Per tutto il giorno, i miei pensieri viaggiano per linee curve e irregolari, sbandando vistosamente e arrampicandosi su tornanti con pendenze da brivido. La malinconia di Mauro mi ha contagiato. Non voglio che questa storia finisca. Mai più. Voglio prepararmi un discorso che lo convincerà a cambiare idea e a tornare sulle sue decisioni. Lui dice che mi ama. Beh, se questo è vero, non potrà impedirsi di ascoltarmi e di lasciarsi convincere, cedendo alle mie richieste. Voleva sapere fin dove sarei stato disposto a spingermi? Ecco, adesso glielo posso dire, senza incertezze.
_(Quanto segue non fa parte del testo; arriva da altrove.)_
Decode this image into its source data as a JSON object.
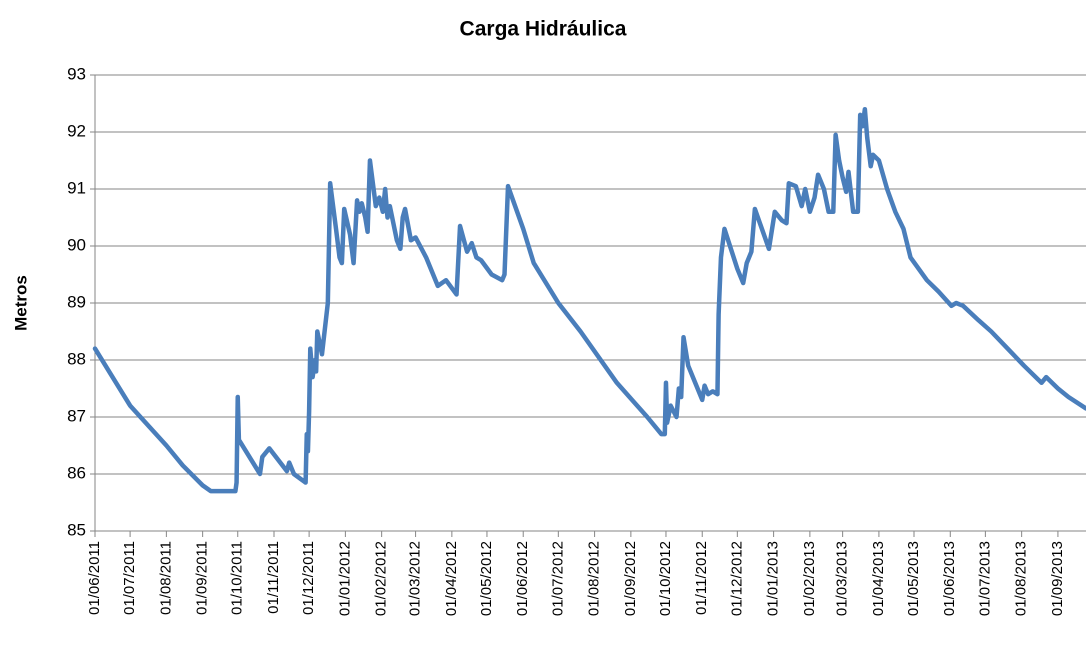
{
  "chart_data": {
    "type": "line",
    "title": "Carga Hidráulica",
    "ylabel": "Metros",
    "color": "#4a7ebb",
    "grid": true,
    "ylim": [
      85,
      93
    ],
    "yticks": [
      85,
      86,
      87,
      88,
      89,
      90,
      91,
      92,
      93
    ],
    "xlim": [
      "01/06/2011",
      "25/09/2013"
    ],
    "xticks": [
      "01/06/2011",
      "01/07/2011",
      "01/08/2011",
      "01/09/2011",
      "01/10/2011",
      "01/11/2011",
      "01/12/2011",
      "01/01/2012",
      "01/02/2012",
      "01/03/2012",
      "01/04/2012",
      "01/05/2012",
      "01/06/2012",
      "01/07/2012",
      "01/08/2012",
      "01/09/2012",
      "01/10/2012",
      "01/11/2012",
      "01/12/2012",
      "01/01/2013",
      "01/02/2013",
      "01/03/2013",
      "01/04/2013",
      "01/05/2013",
      "01/06/2013",
      "01/07/2013",
      "01/08/2013",
      "01/09/2013"
    ],
    "x": [
      "01/06/2011",
      "01/07/2011",
      "01/08/2011",
      "15/08/2011",
      "01/09/2011",
      "08/09/2011",
      "29/09/2011",
      "30/09/2011",
      "01/10/2011",
      "02/10/2011",
      "20/10/2011",
      "22/10/2011",
      "28/10/2011",
      "12/11/2011",
      "14/11/2011",
      "18/11/2011",
      "28/11/2011",
      "29/11/2011",
      "30/11/2011",
      "01/12/2011",
      "02/12/2011",
      "04/12/2011",
      "06/12/2011",
      "07/12/2011",
      "08/12/2011",
      "12/12/2011",
      "17/12/2011",
      "19/12/2011",
      "24/12/2011",
      "27/12/2011",
      "29/12/2011",
      "31/12/2011",
      "05/01/2012",
      "08/01/2012",
      "11/01/2012",
      "13/01/2012",
      "15/01/2012",
      "18/01/2012",
      "20/01/2012",
      "22/01/2012",
      "27/01/2012",
      "30/01/2012",
      "02/02/2012",
      "04/02/2012",
      "06/02/2012",
      "08/02/2012",
      "14/02/2012",
      "17/02/2012",
      "19/02/2012",
      "21/02/2012",
      "26/02/2012",
      "01/03/2012",
      "10/03/2012",
      "20/03/2012",
      "27/03/2012",
      "05/04/2012",
      "08/04/2012",
      "14/04/2012",
      "18/04/2012",
      "22/04/2012",
      "26/04/2012",
      "05/05/2012",
      "14/05/2012",
      "16/05/2012",
      "19/05/2012",
      "01/06/2012",
      "10/06/2012",
      "01/07/2012",
      "20/07/2012",
      "20/08/2012",
      "15/09/2012",
      "27/09/2012",
      "30/09/2012",
      "01/10/2012",
      "02/10/2012",
      "05/10/2012",
      "10/10/2012",
      "12/10/2012",
      "14/10/2012",
      "16/10/2012",
      "20/10/2012",
      "01/11/2012",
      "03/11/2012",
      "06/11/2012",
      "10/11/2012",
      "14/11/2012",
      "15/11/2012",
      "17/11/2012",
      "20/11/2012",
      "01/12/2012",
      "06/12/2012",
      "09/12/2012",
      "13/12/2012",
      "16/12/2012",
      "22/12/2012",
      "28/12/2012",
      "02/01/2013",
      "08/01/2013",
      "12/01/2013",
      "14/01/2013",
      "20/01/2013",
      "25/01/2013",
      "28/01/2013",
      "01/02/2013",
      "05/02/2013",
      "08/02/2013",
      "13/02/2013",
      "17/02/2013",
      "21/02/2013",
      "23/02/2013",
      "26/02/2013",
      "01/03/2013",
      "04/03/2013",
      "06/03/2013",
      "10/03/2013",
      "14/03/2013",
      "16/03/2013",
      "18/03/2013",
      "20/03/2013",
      "22/03/2013",
      "25/03/2013",
      "27/03/2013",
      "01/04/2013",
      "08/04/2013",
      "15/04/2013",
      "22/04/2013",
      "28/04/2013",
      "05/05/2013",
      "12/05/2013",
      "22/05/2013",
      "02/06/2013",
      "06/06/2013",
      "12/06/2013",
      "25/06/2013",
      "06/07/2013",
      "20/07/2013",
      "03/08/2013",
      "18/08/2013",
      "22/08/2013",
      "01/09/2013",
      "10/09/2013",
      "25/09/2013"
    ],
    "values": [
      88.2,
      87.2,
      86.5,
      86.15,
      85.8,
      85.7,
      85.7,
      85.85,
      87.35,
      86.6,
      86.0,
      86.3,
      86.45,
      86.05,
      86.2,
      86.0,
      85.85,
      86.7,
      86.4,
      87.1,
      88.2,
      87.7,
      88.0,
      87.8,
      88.5,
      88.1,
      89.0,
      91.1,
      90.3,
      89.8,
      89.7,
      90.65,
      90.2,
      89.7,
      90.8,
      90.6,
      90.75,
      90.5,
      90.25,
      91.5,
      90.7,
      90.85,
      90.6,
      91.0,
      90.5,
      90.7,
      90.1,
      89.95,
      90.5,
      90.65,
      90.1,
      90.15,
      89.8,
      89.3,
      89.4,
      89.15,
      90.35,
      89.9,
      90.05,
      89.8,
      89.75,
      89.5,
      89.4,
      89.5,
      91.05,
      90.3,
      89.7,
      89.0,
      88.5,
      87.6,
      87.0,
      86.7,
      86.7,
      87.6,
      86.9,
      87.2,
      87.0,
      87.5,
      87.35,
      88.4,
      87.9,
      87.3,
      87.55,
      87.4,
      87.45,
      87.4,
      88.8,
      89.8,
      90.3,
      89.6,
      89.35,
      89.7,
      89.9,
      90.65,
      90.3,
      89.95,
      90.6,
      90.45,
      90.4,
      91.1,
      91.05,
      90.7,
      91.0,
      90.6,
      90.85,
      91.25,
      91.0,
      90.6,
      90.6,
      91.95,
      91.5,
      91.2,
      90.95,
      91.3,
      90.6,
      90.6,
      92.3,
      92.1,
      92.4,
      91.9,
      91.4,
      91.6,
      91.5,
      91.0,
      90.6,
      90.3,
      89.8,
      89.6,
      89.4,
      89.2,
      88.95,
      89.0,
      88.95,
      88.7,
      88.5,
      88.2,
      87.9,
      87.6,
      87.7,
      87.5,
      87.35,
      87.15
    ]
  }
}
Sono disposto ad arrivare fino alle estreme conseguenze. Sono deciso ad accettare tutto, perfino le ripercussioni più implacabili. Pur di restare con lui, sono disposto a diventare un vampiro. Poi, tra duecento anni, ne possiamo riparlare. Mi sono preparato bene. Mi sento deciso e sicuro. Ora non vedo l’ora di rivederlo. Sarò convincente come mai sono stato nella vita. Quando torno al villino, è ormai scesa la sera, ma le luci sono ancora spente. Mauro ha di nuovo fatto tardi. Gli sarà capitato a fine turno un intervento difficile.

 

Quella sera, quando sono entrato, ho acceso la luce che Mauro aveva istallato solo per me. Nello stesso istante il mio cuore si è fermato. Il villino era completamente vuoto, fatta eccezione per alcune nude lampadine che pendevano dai fili elettrici. Di Mauro non era rimasta alcuna traccia. Sulla polvere dei pavimenti, tanto compatta da far pensare che la casa fosse abbandonata da secoli, i miei passi echeggiavano rimbalzando dalle pareti nude con un tono metallico e sgradevole.
Solo allora ho capito che Mauro era davvero un mostro.

Mi sto organizzando. Mi sono procurato un paletto di frassino, proiettili d’argento, benzina e accendini. E adesso comincia la caccia.